Automatic Morpheme Segmentation and Labeling in Universal Dependencies Resources

Miikka Silfverberg
Department of Linguistics, University of Colorado, USA

Mans Hulden
Department of Linguistics, University of Colorado, USA

Ingår i: Proceedings of the NoDaLiDa 2017 Workshop on Universal Dependencies, 22 May, Gothenburg Sweden

Linköping Electronic Conference Proceedings 135:18, s. 140-145

NEALT Proceedings Series 31:18, s. 140-145

Publicerad: 2017-05-29

ISBN: 978-91-7685-501-0

ISSN: 1650-3686 (tryckt), 1650-3740 (online)

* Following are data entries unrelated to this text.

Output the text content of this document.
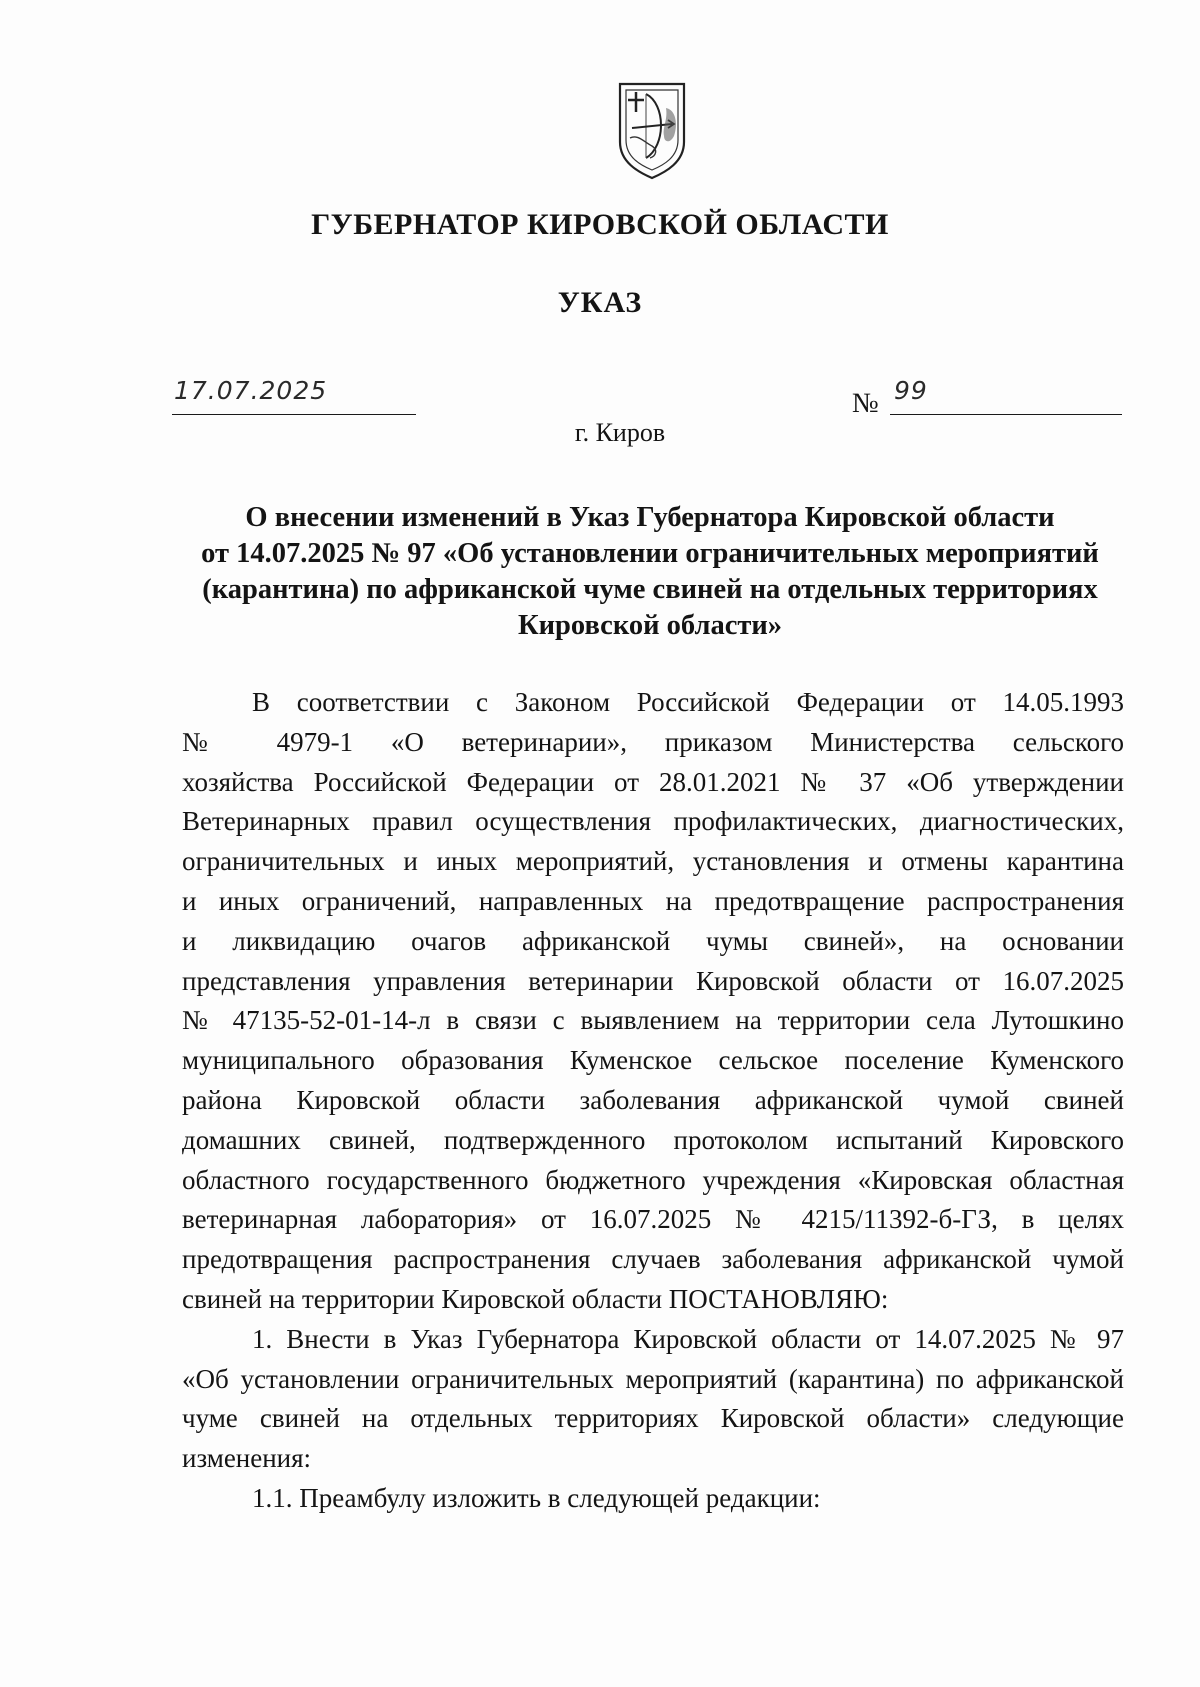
ГУБЕРНАТОР КИРОВСКОЙ ОБЛАСТИ
УКАЗ
17.07.2025	№ 99
г. Киров
О внесении изменений в Указ Губернатора Кировской области
от 14.07.2025 № 97 «Об установлении ограничительных мероприятий
(карантина) по африканской чуме свиней на отдельных территориях
Кировской области»
В соответствии с Законом Российской Федерации от 14.05.1993
№ 4979-1 «О ветеринарии», приказом Министерства сельского
хозяйства Российской Федерации от 28.01.2021 № 37 «Об утверждении
Ветеринарных правил осуществления профилактических, диагностических,
ограничительных и иных мероприятий, установления и отмены карантина
и иных ограничений, направленных на предотвращение распространения
и ликвидацию очагов африканской чумы свиней», на основании
представления управления ветеринарии Кировской области от 16.07.2025
№ 47135-52-01-14-л в связи с выявлением на территории села Лутошкино
муниципального образования Куменское сельское поселение Куменского
района Кировской области заболевания африканской чумой свиней
домашних свиней, подтвержденного протоколом испытаний Кировского
областного государственного бюджетного учреждения «Кировская областная
ветеринарная лаборатория» от 16.07.2025 № 4215/11392-б-ГЗ, в целях
предотвращения распространения случаев заболевания африканской чумой
свиней на территории Кировской области ПОСТАНОВЛЯЮ:
1. Внести в Указ Губернатора Кировской области от 14.07.2025 № 97
«Об установлении ограничительных мероприятий (карантина) по африканской
чуме свиней на отдельных территориях Кировской области» следующие
изменения:
1.1. Преамбулу изложить в следующей редакции:
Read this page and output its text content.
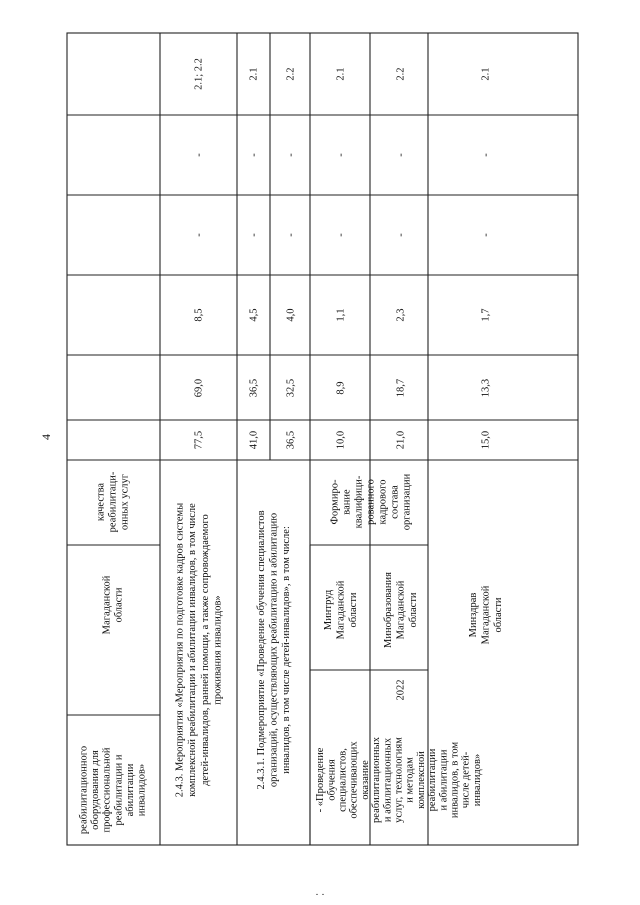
4
реабилитационногооборудования дляпрофессиональнойреабилитации иабилитацииинвалидов»
Магаданскойобласти
качествареабилитаци-онных услуг
2.4.3. Мероприятия «Мероприятия по подготовке кадров системы комплексной реабилитации и абилитации инвалидов, в том числе детей-инвалидов, ранней помощи, а также сопровождаемого проживания инвалидов»
77,5
69,0
8,5
-
-
2.1; 2.2
2.4.3.1. Подмероприятие «Проведение обучения специалистов организаций, осуществляющих реабилитацию и абилитацию инвалидов, в том числе детей-инвалидов», в том числе:
41,0
36,5
4,5
-
-
2.1
36,5
32,5
4,0
-
-
2.2
- «Проведениеобученияспециалистов,обеспечивающихоказаниереабилитационныхи абилитационныхуслуг, технологиями методамкомплекснойреабилитациии абилитацииинвалидов, в томчисле детей-инвалидов»
2022
Формиро-ваниеквалифици-рованногокадровогосоставаорганизации
Минтруд Магаданской области
10,0
8,9
1,1
-
-
2.1
Минобразования Магаданской области
21,0
18,7
2,3
-
-
2.2
Минздрав Магаданской области
15,0
13,3
1,7
-
-
2.1
· ·
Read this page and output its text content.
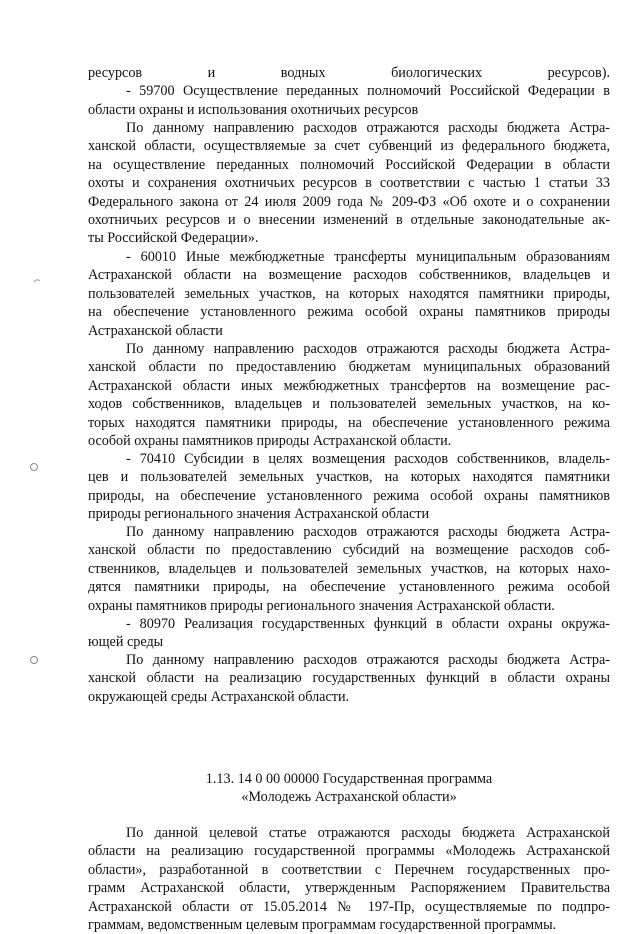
ресурсов и водных биологических ресурсов).
- 59700 Осуществление переданных полномочий Российской Федерации в
области охраны и использования охотничьих ресурсов
По данному направлению расходов отражаются расходы бюджета Астра-
ханской области, осуществляемые за счет субвенций из федерального бюджета,
на осуществление переданных полномочий Российской Федерации в области
охоты и сохранения охотничьих ресурсов в соответствии с частью 1 статьи 33
Федерального закона от 24 июля 2009 года № 209-ФЗ «Об охоте и о сохранении
охотничьих ресурсов и о внесении изменений в отдельные законодательные ак-
ты Российской Федерации».
- 60010 Иные межбюджетные трансферты муниципальным образованиям
Астраханской области на возмещение расходов собственников, владельцев и
пользователей земельных участков, на которых находятся памятники природы,
на обеспечение установленного режима особой охраны памятников природы
Астраханской области
По данному направлению расходов отражаются расходы бюджета Астра-
ханской области по предоставлению бюджетам муниципальных образований
Астраханской области иных межбюджетных трансфертов на возмещение рас-
ходов собственников, владельцев и пользователей земельных участков, на ко-
торых находятся памятники природы, на обеспечение установленного режима
особой охраны памятников природы Астраханской области.
- 70410 Субсидии в целях возмещения расходов собственников, владель-
цев и пользователей земельных участков, на которых находятся памятники
природы, на обеспечение установленного режима особой охраны памятников
природы регионального значения Астраханской области
По данному направлению расходов отражаются расходы бюджета Астра-
ханской области по предоставлению субсидий на возмещение расходов соб-
ственников, владельцев и пользователей земельных участков, на которых нахо-
дятся памятники природы, на обеспечение установленного режима особой
охраны памятников природы регионального значения Астраханской области.
- 80970 Реализация государственных функций в области охраны окружа-
ющей среды
По данному направлению расходов отражаются расходы бюджета Астра-
ханской области на реализацию государственных функций в области охраны
окружающей среды Астраханской области.
По данной целевой статье отражаются расходы бюджета Астраханской
области на реализацию государственной программы «Молодежь Астраханской
области», разработанной в соответствии с Перечнем государственных про-
грамм Астраханской области, утвержденным Распоряжением Правительства
Астраханской области от 15.05.2014 № 197-Пр, осуществляемые по подпро-
граммам, ведомственным целевым программам государственной программы.
1.13. 14 0 00 00000 Государственная программа
«Молодежь Астраханской области»
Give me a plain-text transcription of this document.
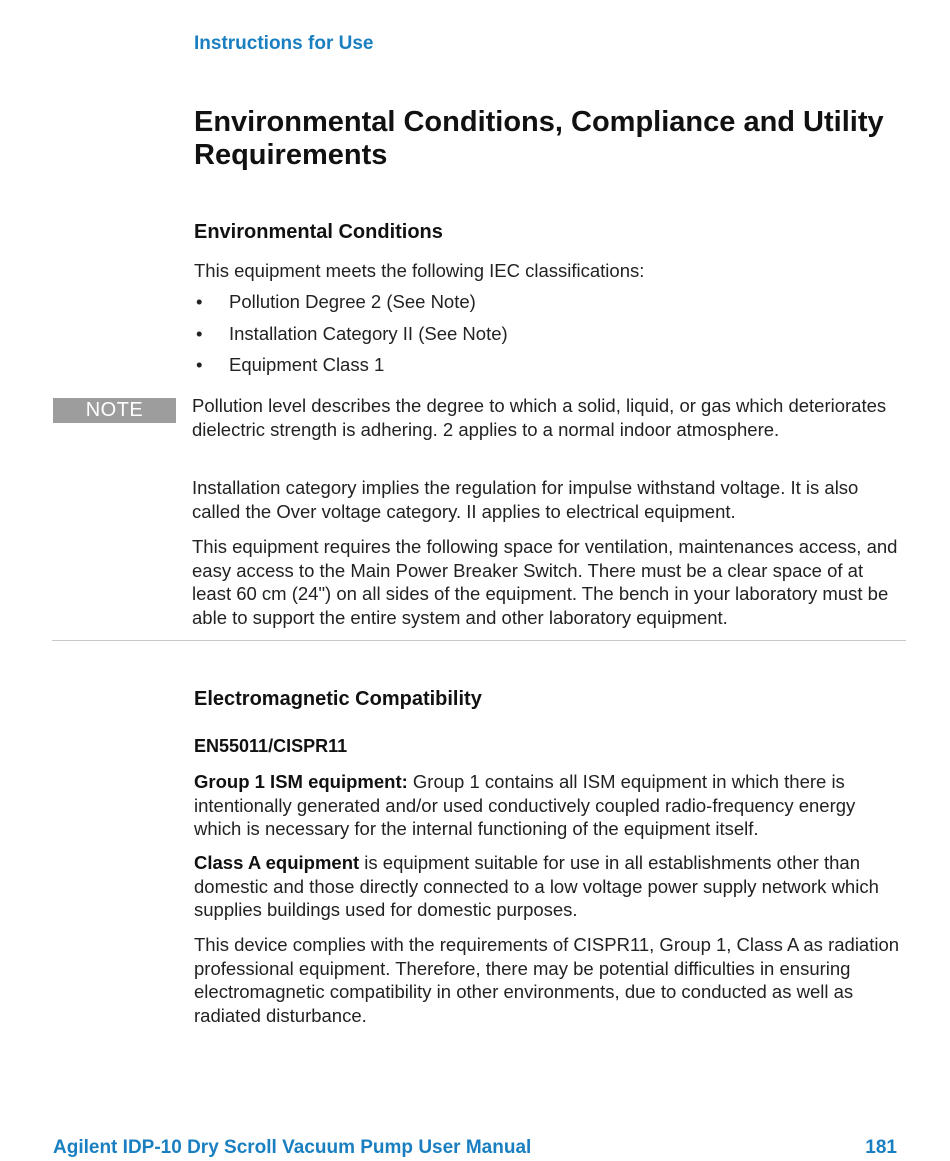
Instructions for Use
Environmental Conditions, Compliance and Utility Requirements
Environmental Conditions
This equipment meets the following IEC classifications:
• Pollution Degree 2 (See Note)
• Installation Category II (See Note)
• Equipment Class 1
NOTE	Pollution level describes the degree to which a solid, liquid, or gas which deteriorates dielectric strength is adhering. 2 applies to a normal indoor atmosphere.
Installation category implies the regulation for impulse withstand voltage. It is also called the Over voltage category. II applies to electrical equipment.
This equipment requires the following space for ventilation, maintenances access, and easy access to the Main Power Breaker Switch. There must be a clear space of at least 60 cm (24") on all sides of the equipment. The bench in your laboratory must be able to support the entire system and other laboratory equipment.
Electromagnetic Compatibility
EN55011/CISPR11
Group 1 ISM equipment: Group 1 contains all ISM equipment in which there is intentionally generated and/or used conductively coupled radio-frequency energy which is necessary for the internal functioning of the equipment itself.
Class A equipment is equipment suitable for use in all establishments other than domestic and those directly connected to a low voltage power supply network which supplies buildings used for domestic purposes.
This device complies with the requirements of CISPR11, Group 1, Class A as radiation professional equipment. Therefore, there may be potential difficulties in ensuring electromagnetic compatibility in other environments, due to conducted as well as radiated disturbance.
Agilent IDP-10 Dry Scroll Vacuum Pump User Manual	181
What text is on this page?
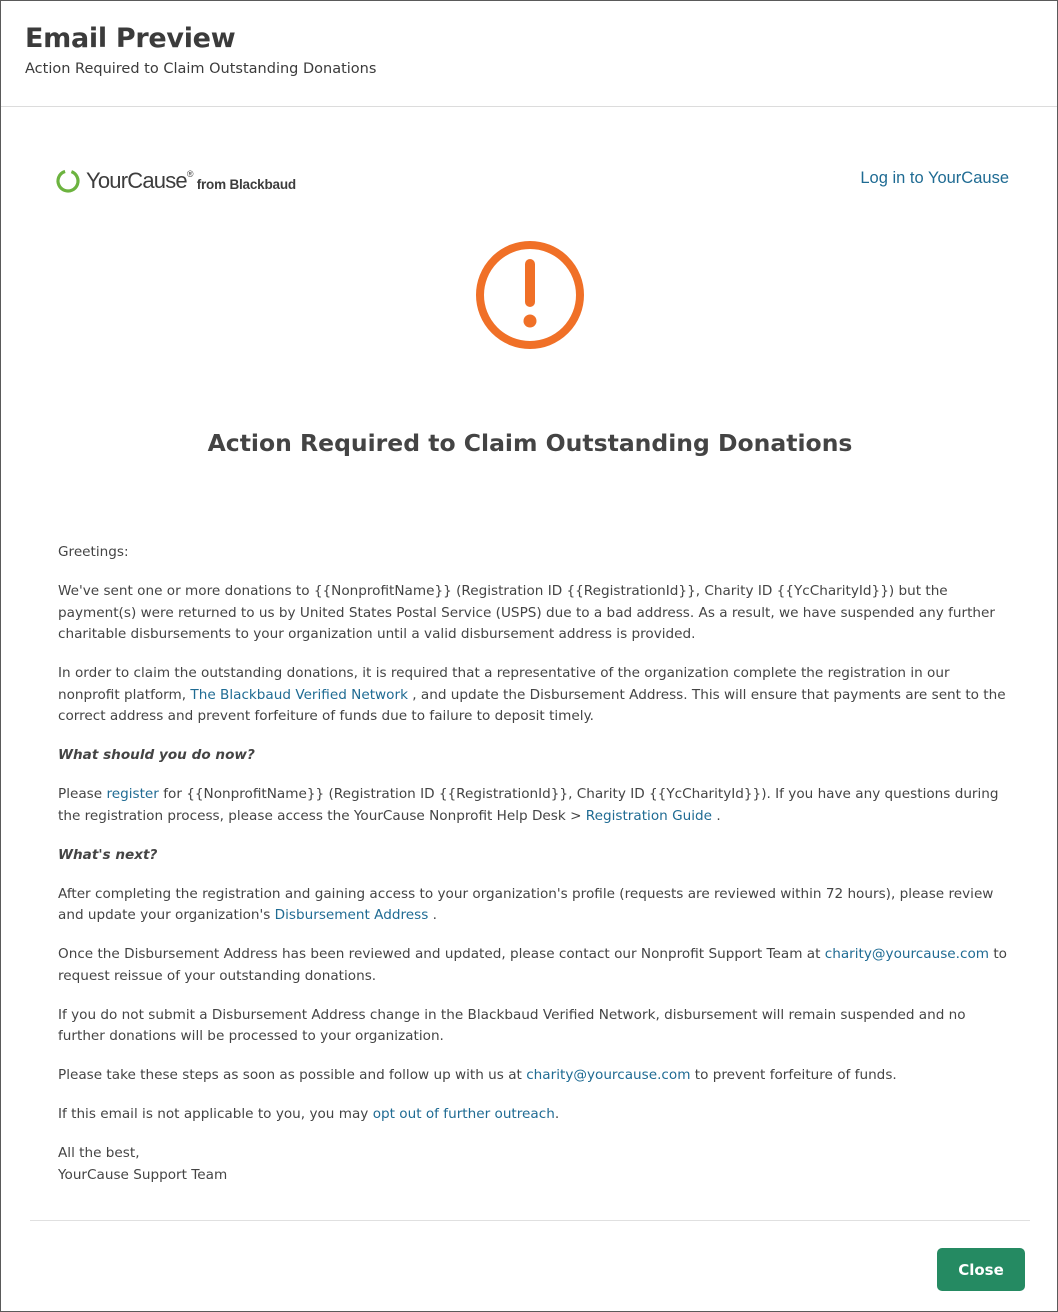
Email Preview
Action Required to Claim Outstanding Donations
YourCause®
from Blackbaud	Log in to YourCause
Action Required to Claim Outstanding Donations

Greetings:

We've sent one or more donations to {{NonprofitName}} (Registration ID {{RegistrationId}}, Charity ID {{YcCharityId}}) but the payment(s) were returned to us by United States Postal Service (USPS) due to a bad address. As a result, we have suspended any further charitable disbursements to your organization until a valid disbursement address is provided.

In order to claim the outstanding donations, it is required that a representative of the organization complete the registration in our nonprofit platform, The Blackbaud Verified Network , and update the Disbursement Address. This will ensure that payments are sent to the correct address and prevent forfeiture of funds due to failure to deposit timely.

What should you do now?

Please register for {{NonprofitName}} (Registration ID {{RegistrationId}}, Charity ID {{YcCharityId}}). If you have any questions during the registration process, please access the YourCause Nonprofit Help Desk > Registration Guide .

What's next?

After completing the registration and gaining access to your organization's profile (requests are reviewed within 72 hours), please review and update your organization's Disbursement Address .

Once the Disbursement Address has been reviewed and updated, please contact our Nonprofit Support Team at charity@yourcause.com to request reissue of your outstanding donations.

If you do not submit a Disbursement Address change in the Blackbaud Verified Network, disbursement will remain suspended and no further donations will be processed to your organization.

Please take these steps as soon as possible and follow up with us at charity@yourcause.com to prevent forfeiture of funds.

If this email is not applicable to you, you may opt out of further outreach.

All the best,
YourCause Support Team

Close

Newer incarnations of the Universal Dependencies (UD) resources feature rich morphological annotation on the wordtoken level as regards tense, mood, aspect, case, gender, and other grammatical information. This information, however, is not aligned to any part of the word forms in the data. In this work, we present an algorithm for inferring this latent alignment between morphosyntactic labels and substrings of word forms. We evaluate the method on three languages where we have manually labeled part of the Universal Dependencies data—Finnish, Swedish, and Spanish—and show that the method is robust enough to use for automatic discovery, segmentation, and labeling of allomorphs in the data sets. The model allows us to provide a more detailed morphosyntactic labeling and segmentation of the UD data.